Em síntese, a doutrina do purgatório, baixa escolaridade social, manipulação da liderança, salvação exclusivamente por meio da igreja Romana e a excomunhão fora dela, era uma soma de componentes cujo resultado inevitável era grande lucro financeiro e influência política. Abrir mão desses benefícios não fazia parte dos planos da Igreja Católica Romana.
REAÇÕES NEGATIVAS NO PERÍODO APÓS A REFORMA
Após a Reforma Protestante muitas pessoas passaram a questionar alguns dogmas equivocados da Igreja Católica Romana, infelizmente esses ataques também foram direcionados para a Bíblia. Dentro da própria igreja, alguns teólogos foram além dos erros da igreja e começaram a questionar também a veracidade das Escrituras Sagradas. Um movimento estranho advindo do conhecimento que a Reforma produziu veio a ser contra a igreja romana.
Após a Reforma surgiram três grandes movimentos que foram prejudiciais para a fé cristã, no que se refere à crença da Inerrância e da Veracidade bíblica. A Renascença e o Iluminismo, junto com os racionalistas, lançaram teorias que confrontaram de forma direta os milagres da Bíblia. A partir desse período, todos os milagres e até mesmo a existência histórica de Jesus foram colocadas em dúvida.
BAIXA E ALTA CRÍTICA
Desde então existe a Crítica Textual ou Baixa Crítica e também a Alta Crítica, ambas analisam a Bíblia de forma quase empírica para testar a veracidade das Sagradas Escrituras.
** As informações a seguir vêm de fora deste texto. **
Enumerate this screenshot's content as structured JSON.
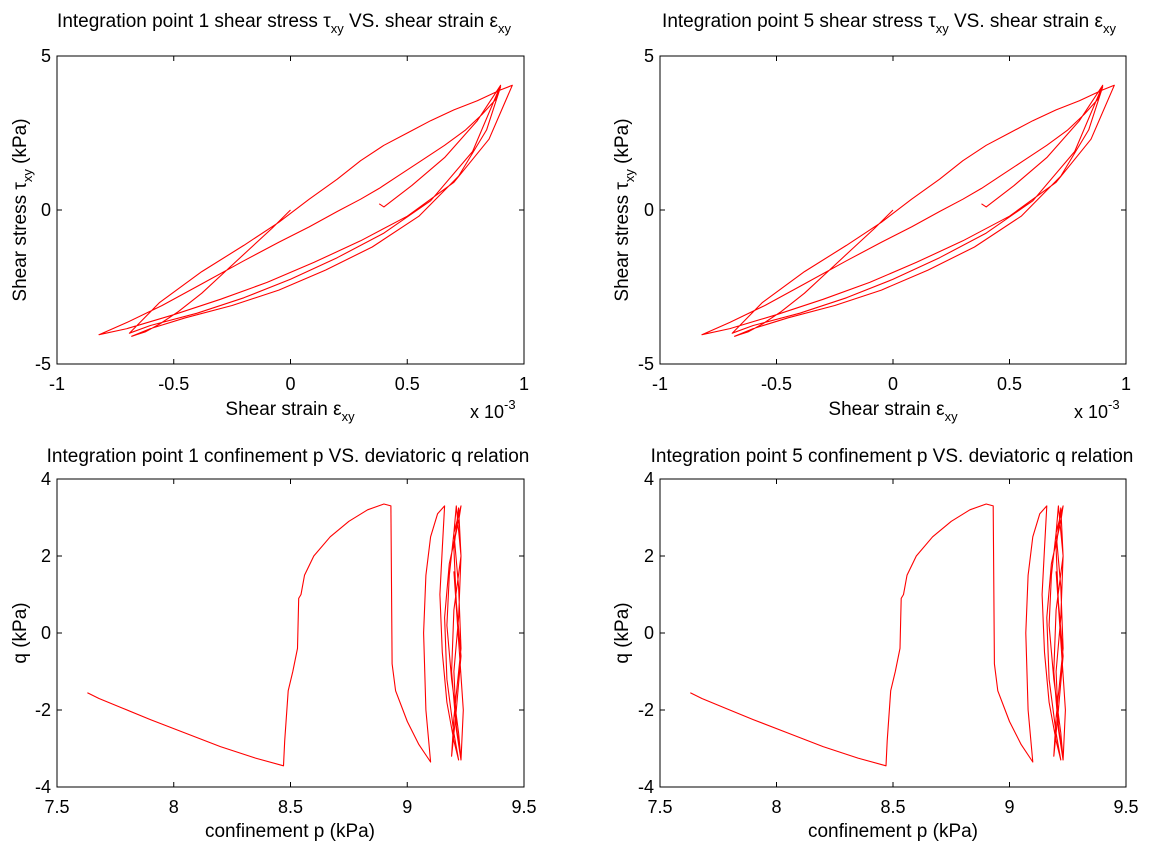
{
  "figure": {
    "line_color": "#ff0000"
  },
  "chart_data": [
    {
      "type": "line",
      "title": "Integration point 1 shear stress τxy VS. shear strain εxy",
      "title_parts": {
        "a": "Integration point 1 shear stress ",
        "tau": "τ",
        "sub1": "xy",
        "mid": " VS. shear strain ",
        "eps": "ε",
        "sub2": "xy"
      },
      "xlabel": "Shear strain εxy",
      "xlabel_parts": {
        "main": "Shear strain ",
        "eps": "ε",
        "sub": "xy"
      },
      "ylabel": "Shear stress τxy (kPa)",
      "ylabel_parts": {
        "main": "Shear stress ",
        "tau": "τ",
        "sub": "xy",
        "unit": " (kPa)"
      },
      "x_multiplier": {
        "base": "x 10",
        "exp": "-3"
      },
      "xlim": [
        -1,
        1
      ],
      "ylim": [
        -5,
        5
      ],
      "xticks": [
        "-1",
        "-0.5",
        "0",
        "0.5",
        "1"
      ],
      "yticks": [
        "-5",
        "0",
        "5"
      ],
      "grid": false,
      "series": [
        {
          "x": [
            0,
            -0.08,
            -0.18,
            -0.28,
            -0.38,
            -0.48,
            -0.56,
            -0.62,
            -0.66,
            -0.68,
            -0.6,
            -0.45,
            -0.25,
            -0.05,
            0.15,
            0.35,
            0.55,
            0.72,
            0.84,
            0.9,
            0.88,
            0.82,
            0.75,
            0.66,
            0.56,
            0.46,
            0.38,
            0.3,
            0.2,
            0.08,
            -0.05,
            -0.2,
            -0.38,
            -0.55,
            -0.7,
            -0.82,
            -0.7,
            -0.5,
            -0.3,
            -0.1,
            0.1,
            0.3,
            0.5,
            0.7,
            0.85,
            0.95,
            0.9,
            0.8,
            0.7,
            0.6,
            0.5,
            0.4,
            0.3,
            0.2,
            0.08,
            -0.05,
            -0.2,
            -0.38,
            -0.56,
            -0.69,
            -0.6,
            -0.4,
            -0.2,
            0,
            0.2,
            0.4,
            0.6,
            0.78,
            0.9,
            0.8,
            0.66,
            0.52,
            0.4,
            0.38
          ],
          "y": [
            0,
            -0.6,
            -1.3,
            -2.0,
            -2.7,
            -3.3,
            -3.7,
            -3.95,
            -4.05,
            -4.1,
            -3.85,
            -3.5,
            -3.1,
            -2.6,
            -1.95,
            -1.2,
            -0.2,
            1.1,
            2.6,
            4.0,
            3.6,
            3.1,
            2.6,
            2.1,
            1.6,
            1.1,
            0.7,
            0.35,
            -0.05,
            -0.55,
            -1.05,
            -1.65,
            -2.4,
            -3.1,
            -3.65,
            -4.05,
            -3.85,
            -3.4,
            -2.9,
            -2.35,
            -1.7,
            -1.0,
            -0.2,
            0.9,
            2.3,
            4.05,
            3.9,
            3.55,
            3.25,
            2.9,
            2.5,
            2.1,
            1.6,
            1.0,
            0.35,
            -0.4,
            -1.15,
            -2.0,
            -3.0,
            -4.0,
            -3.75,
            -3.35,
            -2.85,
            -2.25,
            -1.55,
            -0.75,
            0.3,
            1.9,
            4.05,
            2.9,
            1.7,
            0.8,
            0.1,
            0.2
          ]
        }
      ]
    },
    {
      "type": "line",
      "title": "Integration point 5 shear stress τxy VS. shear strain εxy",
      "title_parts": {
        "a": "Integration point 5 shear stress ",
        "tau": "τ",
        "sub1": "xy",
        "mid": " VS. shear strain ",
        "eps": "ε",
        "sub2": "xy"
      },
      "xlabel": "Shear strain εxy",
      "xlabel_parts": {
        "main": "Shear strain ",
        "eps": "ε",
        "sub": "xy"
      },
      "ylabel": "Shear stress τxy (kPa)",
      "ylabel_parts": {
        "main": "Shear stress ",
        "tau": "τ",
        "sub": "xy",
        "unit": " (kPa)"
      },
      "x_multiplier": {
        "base": "x 10",
        "exp": "-3"
      },
      "xlim": [
        -1,
        1
      ],
      "ylim": [
        -5,
        5
      ],
      "xticks": [
        "-1",
        "-0.5",
        "0",
        "0.5",
        "1"
      ],
      "yticks": [
        "-5",
        "0",
        "5"
      ],
      "grid": false,
      "series": [
        {
          "x": [
            0,
            -0.08,
            -0.18,
            -0.28,
            -0.38,
            -0.48,
            -0.56,
            -0.62,
            -0.66,
            -0.68,
            -0.6,
            -0.45,
            -0.25,
            -0.05,
            0.15,
            0.35,
            0.55,
            0.72,
            0.84,
            0.9,
            0.88,
            0.82,
            0.75,
            0.66,
            0.56,
            0.46,
            0.38,
            0.3,
            0.2,
            0.08,
            -0.05,
            -0.2,
            -0.38,
            -0.55,
            -0.7,
            -0.82,
            -0.7,
            -0.5,
            -0.3,
            -0.1,
            0.1,
            0.3,
            0.5,
            0.7,
            0.85,
            0.95,
            0.9,
            0.8,
            0.7,
            0.6,
            0.5,
            0.4,
            0.3,
            0.2,
            0.08,
            -0.05,
            -0.2,
            -0.38,
            -0.56,
            -0.69,
            -0.6,
            -0.4,
            -0.2,
            0,
            0.2,
            0.4,
            0.6,
            0.78,
            0.9,
            0.8,
            0.66,
            0.52,
            0.4,
            0.38
          ],
          "y": [
            0,
            -0.6,
            -1.3,
            -2.0,
            -2.7,
            -3.3,
            -3.7,
            -3.95,
            -4.05,
            -4.1,
            -3.85,
            -3.5,
            -3.1,
            -2.6,
            -1.95,
            -1.2,
            -0.2,
            1.1,
            2.6,
            4.0,
            3.6,
            3.1,
            2.6,
            2.1,
            1.6,
            1.1,
            0.7,
            0.35,
            -0.05,
            -0.55,
            -1.05,
            -1.65,
            -2.4,
            -3.1,
            -3.65,
            -4.05,
            -3.85,
            -3.4,
            -2.9,
            -2.35,
            -1.7,
            -1.0,
            -0.2,
            0.9,
            2.3,
            4.05,
            3.9,
            3.55,
            3.25,
            2.9,
            2.5,
            2.1,
            1.6,
            1.0,
            0.35,
            -0.4,
            -1.15,
            -2.0,
            -3.0,
            -4.0,
            -3.75,
            -3.35,
            -2.85,
            -2.25,
            -1.55,
            -0.75,
            0.3,
            1.9,
            4.05,
            2.9,
            1.7,
            0.8,
            0.1,
            0.2
          ]
        }
      ]
    },
    {
      "type": "line",
      "title": "Integration point 1 confinement p VS. deviatoric q relation",
      "xlabel": "confinement p (kPa)",
      "ylabel": "q (kPa)",
      "xlim": [
        7.5,
        9.5
      ],
      "ylim": [
        -4,
        4
      ],
      "xticks": [
        "7.5",
        "8",
        "8.5",
        "9",
        "9.5"
      ],
      "yticks": [
        "-4",
        "-2",
        "0",
        "2",
        "4"
      ],
      "grid": false,
      "series": [
        {
          "x": [
            7.63,
            7.68,
            7.78,
            7.9,
            8.05,
            8.2,
            8.35,
            8.47,
            8.475,
            8.49,
            8.51,
            8.53,
            8.535,
            8.545,
            8.56,
            8.6,
            8.67,
            8.75,
            8.83,
            8.9,
            8.93,
            8.935,
            8.95,
            9.0,
            9.05,
            9.1,
            9.08,
            9.07,
            9.08,
            9.1,
            9.13,
            9.16,
            9.15,
            9.14,
            9.15,
            9.17,
            9.2,
            9.22,
            9.2,
            9.17,
            9.16,
            9.18,
            9.22,
            9.23,
            9.2,
            9.18,
            9.17,
            9.19,
            9.22,
            9.23,
            9.21,
            9.19,
            9.2,
            9.23,
            9.22,
            9.2,
            9.21,
            9.23,
            9.21,
            9.19,
            9.2,
            9.23,
            9.22,
            9.2,
            9.21,
            9.23,
            9.22,
            9.2,
            9.21,
            9.23,
            9.24,
            9.22,
            9.2
          ],
          "y": [
            -1.55,
            -1.7,
            -1.95,
            -2.25,
            -2.6,
            -2.95,
            -3.25,
            -3.45,
            -2.8,
            -1.5,
            -1.0,
            -0.4,
            0.9,
            1.0,
            1.5,
            2.0,
            2.5,
            2.9,
            3.2,
            3.35,
            3.3,
            -0.8,
            -1.5,
            -2.3,
            -2.9,
            -3.35,
            -2.0,
            0.0,
            1.5,
            2.5,
            3.1,
            3.3,
            2.2,
            1.0,
            -0.5,
            -1.8,
            -2.8,
            -3.3,
            -2.6,
            -1.2,
            0.4,
            1.8,
            2.9,
            3.3,
            2.6,
            1.5,
            0.2,
            -1.2,
            -2.6,
            -3.3,
            -2.5,
            -1.0,
            0.6,
            2.0,
            3.25,
            2.2,
            0.8,
            -0.6,
            -2.0,
            -3.2,
            -2.2,
            -0.4,
            1.2,
            2.6,
            3.3,
            2.0,
            0.4,
            -1.0,
            -2.4,
            -3.3,
            -2.0,
            -0.2,
            1.6
          ]
        }
      ]
    },
    {
      "type": "line",
      "title": "Integration point 5 confinement p VS. deviatoric q relation",
      "xlabel": "confinement p (kPa)",
      "ylabel": "q (kPa)",
      "xlim": [
        7.5,
        9.5
      ],
      "ylim": [
        -4,
        4
      ],
      "xticks": [
        "7.5",
        "8",
        "8.5",
        "9",
        "9.5"
      ],
      "yticks": [
        "-4",
        "-2",
        "0",
        "2",
        "4"
      ],
      "grid": false,
      "series": [
        {
          "x": [
            7.63,
            7.68,
            7.78,
            7.9,
            8.05,
            8.2,
            8.35,
            8.47,
            8.475,
            8.49,
            8.51,
            8.53,
            8.535,
            8.545,
            8.56,
            8.6,
            8.67,
            8.75,
            8.83,
            8.9,
            8.93,
            8.935,
            8.95,
            9.0,
            9.05,
            9.1,
            9.08,
            9.07,
            9.08,
            9.1,
            9.13,
            9.16,
            9.15,
            9.14,
            9.15,
            9.17,
            9.2,
            9.22,
            9.2,
            9.17,
            9.16,
            9.18,
            9.22,
            9.23,
            9.2,
            9.18,
            9.17,
            9.19,
            9.22,
            9.23,
            9.21,
            9.19,
            9.2,
            9.23,
            9.22,
            9.2,
            9.21,
            9.23,
            9.21,
            9.19,
            9.2,
            9.23,
            9.22,
            9.2,
            9.21,
            9.23,
            9.22,
            9.2,
            9.21,
            9.23,
            9.24,
            9.22,
            9.2
          ],
          "y": [
            -1.55,
            -1.7,
            -1.95,
            -2.25,
            -2.6,
            -2.95,
            -3.25,
            -3.45,
            -2.8,
            -1.5,
            -1.0,
            -0.4,
            0.9,
            1.0,
            1.5,
            2.0,
            2.5,
            2.9,
            3.2,
            3.35,
            3.3,
            -0.8,
            -1.5,
            -2.3,
            -2.9,
            -3.35,
            -2.0,
            0.0,
            1.5,
            2.5,
            3.1,
            3.3,
            2.2,
            1.0,
            -0.5,
            -1.8,
            -2.8,
            -3.3,
            -2.6,
            -1.2,
            0.4,
            1.8,
            2.9,
            3.3,
            2.6,
            1.5,
            0.2,
            -1.2,
            -2.6,
            -3.3,
            -2.5,
            -1.0,
            0.6,
            2.0,
            3.25,
            2.2,
            0.8,
            -0.6,
            -2.0,
            -3.2,
            -2.2,
            -0.4,
            1.2,
            2.6,
            3.3,
            2.0,
            0.4,
            -1.0,
            -2.4,
            -3.3,
            -2.0,
            -0.2,
            1.6
          ]
        }
      ]
    }
  ]
}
A Crítica Textual analisa o estudo do texto sagrado. Tem por objetivo estudar os textos na língua grega e hebraica. A Crítica Textual preocupa-se mais com questões gramaticais, ocupando-se com a natureza verbal e histórica do texto. Ela também é limitada aos vocábulos, escritos bíblicos e pergaminhos.
A Baixa crítica também analisa o estilo literário do autor à luz do seu contexto histórico e, por base nesses estudos tenta definir a veracidade das Escrituras ou encontrar aparentes contradições que podem tirar a credibilidade sua credibilidade.
A Alta Crítica analisa de forma mais enfática o contexto. Estuda e observa os detalhes referentes a autorias, datas e circunstâncias. Este método também verifica as fontes literárias e a confiabilidade das histórias bíblicas.
A Arqueologia, Geografia e História são aliadas da Alta Crítica. Para definir a veracidade de eventos narrados é preciso ciências humanas assim como as ciências humanas também precisa da Bíblia, visto que por meio da Bíblia e seus relatos históricos e geográficos, grandes descobertas já foram feitas e certamente muitas ainda irão ser descobertas.